For many months now I’ve been training for a big mountain run. Jean’s sister Meg has been training back in the US also and we’ve encouraged each other by following each others’ runs on Strava. We initially tried to register for the Kepler Challenge but despite getting on the morning registration opened neither of us secured a spot. So I came up with an alternate route of a similar distance and the training commenced.
As you can see I started marking off the plan diligently at first but then got in to the swing of things and would just glance at it each week. I was pretty good at sticking to our training plan, the only big miss being my longest training run which fell on the weekend I became a father! So I skipped that and just started the taper a little early. I’ve done some big runs before but never trained as diligently and it really did help.
Once Meg arrived in New Zealand we were getting pretty excited for the big day. But as we enjoyed near perfect weather in Queenstown the forecast was getting worse and worse for our Saturday run in the mountains. Up to the day before, the forecast for Harris Saddle on the Routeburn was 70 km/h winds and -7 Celsius wind chill. We didn’t have a lot of flexibility for our date and we decided that running would keep us warm and the plethora of huts and trampers would be a decent backup plan if conditions got truly awful.

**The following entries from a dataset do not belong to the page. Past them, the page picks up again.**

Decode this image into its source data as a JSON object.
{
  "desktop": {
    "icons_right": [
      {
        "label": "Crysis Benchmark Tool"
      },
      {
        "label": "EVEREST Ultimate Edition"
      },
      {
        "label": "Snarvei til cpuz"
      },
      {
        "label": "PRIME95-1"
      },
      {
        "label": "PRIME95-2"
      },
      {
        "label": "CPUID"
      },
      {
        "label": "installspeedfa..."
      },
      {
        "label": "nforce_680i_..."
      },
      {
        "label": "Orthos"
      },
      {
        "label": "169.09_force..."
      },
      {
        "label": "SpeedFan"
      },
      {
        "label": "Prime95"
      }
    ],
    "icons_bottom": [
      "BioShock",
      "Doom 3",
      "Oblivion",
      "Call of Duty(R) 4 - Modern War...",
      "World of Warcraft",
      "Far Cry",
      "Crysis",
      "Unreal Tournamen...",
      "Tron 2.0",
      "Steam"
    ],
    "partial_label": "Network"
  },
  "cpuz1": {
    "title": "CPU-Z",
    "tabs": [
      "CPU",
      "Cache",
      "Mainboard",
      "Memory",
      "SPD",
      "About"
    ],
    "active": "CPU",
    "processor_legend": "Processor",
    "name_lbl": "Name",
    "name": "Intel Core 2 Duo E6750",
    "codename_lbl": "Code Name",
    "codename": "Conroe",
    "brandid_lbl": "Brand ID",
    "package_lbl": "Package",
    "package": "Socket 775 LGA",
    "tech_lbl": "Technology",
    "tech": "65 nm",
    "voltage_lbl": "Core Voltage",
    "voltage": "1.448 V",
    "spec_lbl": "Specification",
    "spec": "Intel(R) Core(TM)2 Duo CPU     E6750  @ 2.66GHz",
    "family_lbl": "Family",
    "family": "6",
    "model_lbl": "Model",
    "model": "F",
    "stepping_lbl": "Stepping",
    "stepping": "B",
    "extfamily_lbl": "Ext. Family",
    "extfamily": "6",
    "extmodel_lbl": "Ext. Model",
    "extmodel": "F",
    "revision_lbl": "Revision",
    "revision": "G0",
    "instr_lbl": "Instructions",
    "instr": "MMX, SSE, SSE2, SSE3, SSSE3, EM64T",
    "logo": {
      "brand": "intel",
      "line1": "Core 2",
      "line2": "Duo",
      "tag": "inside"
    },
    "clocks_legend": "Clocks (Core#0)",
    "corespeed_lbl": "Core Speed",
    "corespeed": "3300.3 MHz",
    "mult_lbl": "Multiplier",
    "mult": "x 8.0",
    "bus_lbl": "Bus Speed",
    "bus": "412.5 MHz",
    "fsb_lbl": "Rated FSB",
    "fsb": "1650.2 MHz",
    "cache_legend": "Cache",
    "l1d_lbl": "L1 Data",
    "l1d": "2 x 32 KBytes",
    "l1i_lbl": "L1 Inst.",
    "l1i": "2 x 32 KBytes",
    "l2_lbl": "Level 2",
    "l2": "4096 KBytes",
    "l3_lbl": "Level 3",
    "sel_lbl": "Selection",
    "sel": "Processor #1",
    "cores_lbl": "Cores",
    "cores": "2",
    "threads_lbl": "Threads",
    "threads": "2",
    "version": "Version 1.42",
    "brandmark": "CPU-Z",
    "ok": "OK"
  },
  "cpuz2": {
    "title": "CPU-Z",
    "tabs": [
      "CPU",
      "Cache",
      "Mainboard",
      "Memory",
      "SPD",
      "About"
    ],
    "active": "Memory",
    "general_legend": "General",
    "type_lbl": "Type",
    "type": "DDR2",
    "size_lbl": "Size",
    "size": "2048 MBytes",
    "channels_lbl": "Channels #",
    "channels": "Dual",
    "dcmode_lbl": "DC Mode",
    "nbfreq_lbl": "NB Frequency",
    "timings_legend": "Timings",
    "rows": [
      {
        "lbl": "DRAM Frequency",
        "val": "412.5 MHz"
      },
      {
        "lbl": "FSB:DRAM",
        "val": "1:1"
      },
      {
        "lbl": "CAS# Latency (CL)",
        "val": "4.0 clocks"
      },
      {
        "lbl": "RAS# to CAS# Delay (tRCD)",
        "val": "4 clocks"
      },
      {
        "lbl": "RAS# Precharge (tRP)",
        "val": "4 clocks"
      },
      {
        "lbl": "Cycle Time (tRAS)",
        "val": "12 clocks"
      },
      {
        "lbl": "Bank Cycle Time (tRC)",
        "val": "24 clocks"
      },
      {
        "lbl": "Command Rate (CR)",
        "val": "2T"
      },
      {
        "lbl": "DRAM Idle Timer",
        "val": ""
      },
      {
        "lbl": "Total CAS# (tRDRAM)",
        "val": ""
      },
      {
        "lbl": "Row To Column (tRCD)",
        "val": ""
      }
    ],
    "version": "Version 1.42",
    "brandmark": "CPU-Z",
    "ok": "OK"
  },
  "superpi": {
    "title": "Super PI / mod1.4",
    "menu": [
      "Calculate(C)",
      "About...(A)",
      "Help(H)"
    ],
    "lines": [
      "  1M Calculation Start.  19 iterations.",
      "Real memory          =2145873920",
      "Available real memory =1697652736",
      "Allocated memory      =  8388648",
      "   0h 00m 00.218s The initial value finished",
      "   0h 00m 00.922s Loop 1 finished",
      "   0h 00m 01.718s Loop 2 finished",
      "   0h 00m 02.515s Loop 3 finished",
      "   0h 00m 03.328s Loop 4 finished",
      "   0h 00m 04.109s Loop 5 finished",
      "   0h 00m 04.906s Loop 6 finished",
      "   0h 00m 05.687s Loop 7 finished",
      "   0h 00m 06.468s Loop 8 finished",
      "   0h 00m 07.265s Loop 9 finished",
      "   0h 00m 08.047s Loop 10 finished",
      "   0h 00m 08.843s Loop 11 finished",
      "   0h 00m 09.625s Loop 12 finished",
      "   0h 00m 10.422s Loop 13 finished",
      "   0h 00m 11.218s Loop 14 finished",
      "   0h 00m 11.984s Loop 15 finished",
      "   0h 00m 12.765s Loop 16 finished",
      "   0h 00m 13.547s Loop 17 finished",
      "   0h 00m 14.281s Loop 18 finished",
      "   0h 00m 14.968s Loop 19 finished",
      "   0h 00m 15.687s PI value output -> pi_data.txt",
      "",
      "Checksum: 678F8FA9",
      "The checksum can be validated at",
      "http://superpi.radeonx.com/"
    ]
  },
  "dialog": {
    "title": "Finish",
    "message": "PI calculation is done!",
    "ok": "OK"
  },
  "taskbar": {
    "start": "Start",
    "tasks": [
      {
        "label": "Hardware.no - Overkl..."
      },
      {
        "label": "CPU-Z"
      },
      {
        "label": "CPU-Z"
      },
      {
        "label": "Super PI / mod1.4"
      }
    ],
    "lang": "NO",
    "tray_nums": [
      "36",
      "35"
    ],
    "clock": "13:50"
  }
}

As you can see from the photos we started in sunshine and the weather never got nearly as bad as predicted. It was rainy at times and a little cold but actually great temps for running. If we stopped we got cold, so we didn’t stop much! The tracks are extremely well marked and formed making for excellent running. A few sections of the Routeburn we ran in to large groups of trampers that occasionally slowed us down as we navigated past each other. Most people were really supportive and encouraging, often a bit surprised to see us running by in shorts. One non-native English speaker told us “I want to fly as you” which I thought was especially nice. And a French lady cried as she struggled with her heavy pack, “C’est pas juste!”. Only one couple stood out as a little affronted that we would choose to run this route with comments like “Why the hurry?” “Did you forget your packs?”. By the time we reached Howden Hut we welcomed the increased solitude of the Greenstone track where we only saw a couple other people. And it remained just as gorgeous. Unfortunately we didn’t take any photos in that section as we just focused on keeping going and the hourly snack breaks we allowed ourselves. Jean made us each an amazing pastrami sandwich that I can’t imagine making it around the circuit without.
I also modified the lock screen of my phone with this quick breakdown of the run in to manageable segments so we had a sense we were getting somewhere. It was more helpful than I imagined except I think the Mackenzie H. – Howden H. segment was not downhill as I indicated with my slash but more up and down.
I wish we had a chance to run a few more of the Great Walks of New Zealand, like the Kepler. Unlike most of the tracks around the island the Great Walks are extremely well maintained and runnable. A lot of the rest of them are more “routes” with poles indicating the way you should travel and something resembling a deer trail to follow. I think training on these rougher tracks made the actual run on a broad trail a lot easier.
Jean, baby Zoë, and Trish were an excellent support crew, even driving our ’92 Ford Falcon through three fords on the road to our pickup to make sure we didn’t have to run/walk out 10 more kilometers at the end of it. And Trish got us beers and carrot cake!